ヤネホソバ? 幼虫 Eilema fuscodorsalis (Matsumura, 1930)

最近、近隣で見かけて、写真に撮っていた蛾の幼虫である。

初めて出会ったわけでなく、毎年、同じ場所に発生しているのをよく見る。

上の写真の個体で、体長25ミリぐらいである。この蛾の幼虫は、これ以上に大きくなっている姿は見かけず、もしかしたら、このサイズが最大サイズぐらいなのではないだろうかとも思いたくなる。

この蛾の幼虫は、金属に白いペンキが塗られている表面にいるところを、同じ場所で、ここのところ数年は目撃し続けている。最初は、何故、人口的なそのような場所に集まっているのか分からなかったが、今では、表面の地衣類を食べている事を知っている。

そして、こういう場所の地衣類を食べている蛾の幼虫には、ヒトリガ科コケガ亜科の幼虫が多いことも、実地で学んでいる。

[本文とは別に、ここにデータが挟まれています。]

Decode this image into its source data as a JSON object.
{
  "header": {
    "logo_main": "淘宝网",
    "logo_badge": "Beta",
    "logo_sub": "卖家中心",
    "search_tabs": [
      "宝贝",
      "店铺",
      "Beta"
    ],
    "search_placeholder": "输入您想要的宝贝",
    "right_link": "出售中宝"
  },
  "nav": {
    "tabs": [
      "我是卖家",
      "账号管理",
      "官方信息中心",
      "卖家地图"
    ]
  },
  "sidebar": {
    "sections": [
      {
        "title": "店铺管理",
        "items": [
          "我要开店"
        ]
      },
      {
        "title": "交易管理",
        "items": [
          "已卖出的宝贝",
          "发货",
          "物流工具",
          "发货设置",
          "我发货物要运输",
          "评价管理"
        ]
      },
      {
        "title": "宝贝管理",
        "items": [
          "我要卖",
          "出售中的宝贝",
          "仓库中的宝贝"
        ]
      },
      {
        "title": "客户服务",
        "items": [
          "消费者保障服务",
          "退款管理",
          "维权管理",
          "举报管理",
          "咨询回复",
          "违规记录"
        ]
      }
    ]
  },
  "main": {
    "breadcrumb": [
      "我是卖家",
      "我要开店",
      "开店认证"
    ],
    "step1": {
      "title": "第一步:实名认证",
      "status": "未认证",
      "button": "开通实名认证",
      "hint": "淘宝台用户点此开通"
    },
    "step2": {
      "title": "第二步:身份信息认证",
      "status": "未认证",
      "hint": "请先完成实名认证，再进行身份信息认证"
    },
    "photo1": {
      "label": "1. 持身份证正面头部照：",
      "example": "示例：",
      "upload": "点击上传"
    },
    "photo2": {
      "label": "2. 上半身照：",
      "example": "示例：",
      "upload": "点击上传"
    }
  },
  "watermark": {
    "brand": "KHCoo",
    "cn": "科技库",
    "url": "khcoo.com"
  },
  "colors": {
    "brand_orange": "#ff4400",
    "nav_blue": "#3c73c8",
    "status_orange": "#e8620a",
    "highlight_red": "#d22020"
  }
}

では、この上の写真の幼虫が、何というコケガなのかという事だが、調べたところ、種名にコケガは入らなかったが、やはりコケガ亜科のヤネホソバの幼虫であろうとの見解に達している。

ただ、同じように地衣類を食べるコケガ亜科の幼虫の中で、このヤネホソバの幼虫が特筆すべき特徴を持っているとすると、毒針毛を備えているというところであろうか。おそらく、その事実を知らずに指で摘んで、その指に付いた毛を落とさずに首周りとか皮膚の弱い部分を触ってしまい、首に赤い発疹が現れたりして、同時にチクチク痒いなみたいになる流れが、自分の中では想定出来るし、いちいち気にしていないが、そういうケースの原因の一つに、このヤネホソバの幼虫の仕業も過去に含まれていたに違いないと思う。実際のところ、お友達の子供が、同じような症状が出て、原因を探したところ、2階のベランダにいたこの幼虫の仕業と突き止めていたが、おそらくベランダに干した洗濯物に紛れ込んだ幼虫の毒針毛が、洗濯物に付着して、皮膚の弱い子供に影響が出たものと推測する。

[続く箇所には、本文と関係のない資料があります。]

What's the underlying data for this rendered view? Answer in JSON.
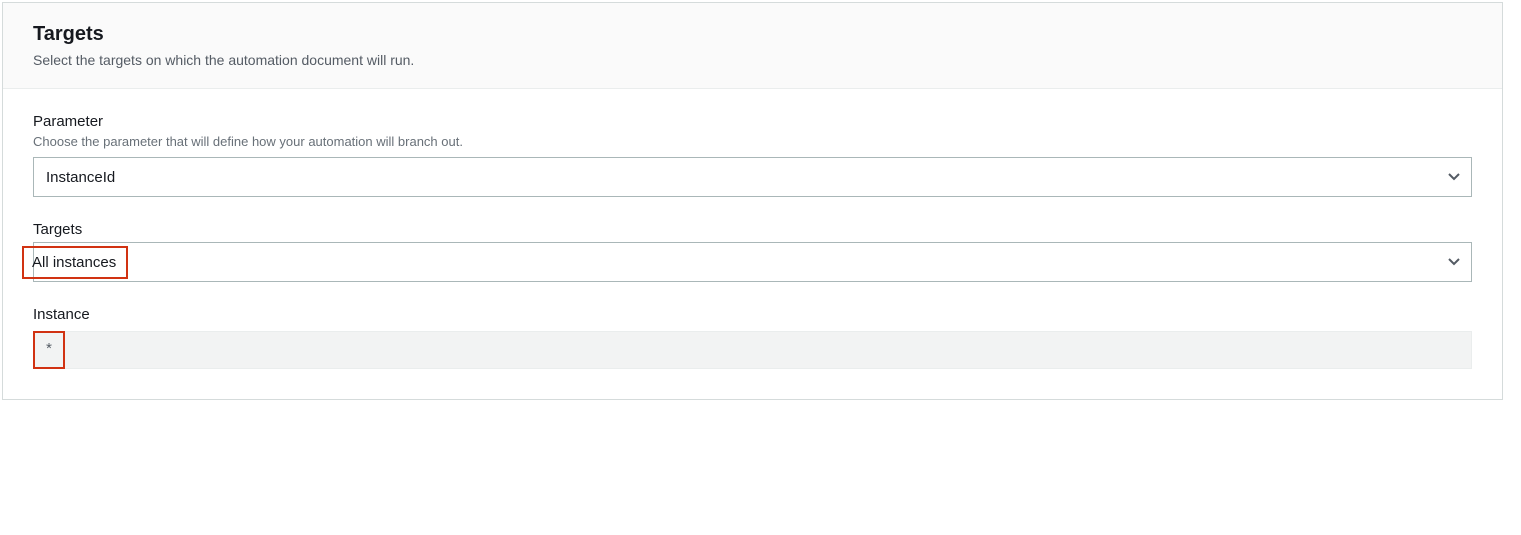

では、このヤネホソバの成虫はと言うと、正直、似たような蛾が多くて、なかなか成虫の姿を、これがヤネホソバですと断言出来るまでには至ってはいない。ただ、見つけやすい蛾の幼虫なので、捕まえて、成虫になるまで育ててみるのも有りかと思う。

さて、この蛾の生息分布の方は、国内は、本州以南……九州近海を経て、沖縄本島含む南西諸島まで。海外の生息分布は、ちょっと辿り着けなかった。

クロスジチビコケガ 成虫 Stictane rectilinea chinesica (Draudt, 1931) 2nd

昨晩、我家の外灯下に来ていた蛾の一つである。

過去の投稿を確認したら、既投稿の種と確認したが、その時の投稿の写真が、あまりにも酷いので、満を辞しての再投稿である。

大きさは、前翅長7ミリぐらいだったと思う。

種名は、クロスジチビコケガ。

幼虫の食草は、コケガというぐらいなので、地衣類。

生息分布の方は、本州以南……九州近海を経て沖縄本島含む南西諸島まで。海外の生息分布の方は、ちょっと分からなかったが、学名にchinesicaと入っているぐらいなので、中国にはいるんじゃないのかと推測する。

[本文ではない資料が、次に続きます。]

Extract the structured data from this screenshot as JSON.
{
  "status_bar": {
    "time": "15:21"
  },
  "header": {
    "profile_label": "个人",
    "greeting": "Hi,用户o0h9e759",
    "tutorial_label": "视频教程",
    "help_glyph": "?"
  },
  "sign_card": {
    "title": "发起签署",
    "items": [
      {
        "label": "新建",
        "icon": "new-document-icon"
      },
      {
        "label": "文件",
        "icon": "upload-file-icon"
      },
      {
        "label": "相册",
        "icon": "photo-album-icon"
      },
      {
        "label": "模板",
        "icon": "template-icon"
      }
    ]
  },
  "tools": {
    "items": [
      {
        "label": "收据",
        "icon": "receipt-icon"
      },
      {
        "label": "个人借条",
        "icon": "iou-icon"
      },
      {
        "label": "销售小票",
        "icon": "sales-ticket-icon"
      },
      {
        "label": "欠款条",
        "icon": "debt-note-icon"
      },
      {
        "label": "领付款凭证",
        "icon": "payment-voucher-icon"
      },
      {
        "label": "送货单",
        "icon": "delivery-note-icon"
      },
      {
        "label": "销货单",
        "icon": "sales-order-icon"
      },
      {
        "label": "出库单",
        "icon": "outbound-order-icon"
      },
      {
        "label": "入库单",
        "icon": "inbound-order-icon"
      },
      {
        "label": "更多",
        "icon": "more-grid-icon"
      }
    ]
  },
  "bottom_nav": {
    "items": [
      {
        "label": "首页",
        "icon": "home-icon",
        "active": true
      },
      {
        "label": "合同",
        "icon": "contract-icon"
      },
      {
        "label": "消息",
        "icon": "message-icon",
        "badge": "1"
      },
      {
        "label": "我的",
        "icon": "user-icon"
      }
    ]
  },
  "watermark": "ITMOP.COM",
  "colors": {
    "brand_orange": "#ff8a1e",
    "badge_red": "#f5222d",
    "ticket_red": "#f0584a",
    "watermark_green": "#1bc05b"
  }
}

ウスバフタホシコケガ 成虫 Schistophleps bipuncta (Hampson, 1891) 2

昨晩、我家の外灯下に来ていた蛾の一つである。

大きさは、前翅長8ミリぐらいだった。

種名は、ウスバフタホシコケガ。

昨年のほぼ同じ時期の8月5日に投稿済みであるが、今回の方が、細部も分かるような大きな写真が撮れたので、再投稿している。このウスバフタホシコケガに限らず、同所に毎年現れる蛾は、殆ど毎年、ほぼ正確に同じ時期に現れている気がする。

さて、幼虫の食草は、地衣類。

生息分布の方は、国内が、本州以南……九州近海まで。海外の分布は、少し興味をそそられる分布になっている。台湾には濃くいることは普通に起こりうるとして、中国南部沿岸部……そして、タイ、ミャンマー、バングラデシュ、スリランカ、インド南部から生息報告が上がっている。ここから分かるのは、やはり暑い地域の蛾であり、日本の本州辺りが北限の蛾なのではないだろうかということである。

そういった意味では、地球温暖化が叫ばれる昨今なので、日本でも何処まで北上し続けているか気にしてみるのも面白い蛾かもしれないと思った。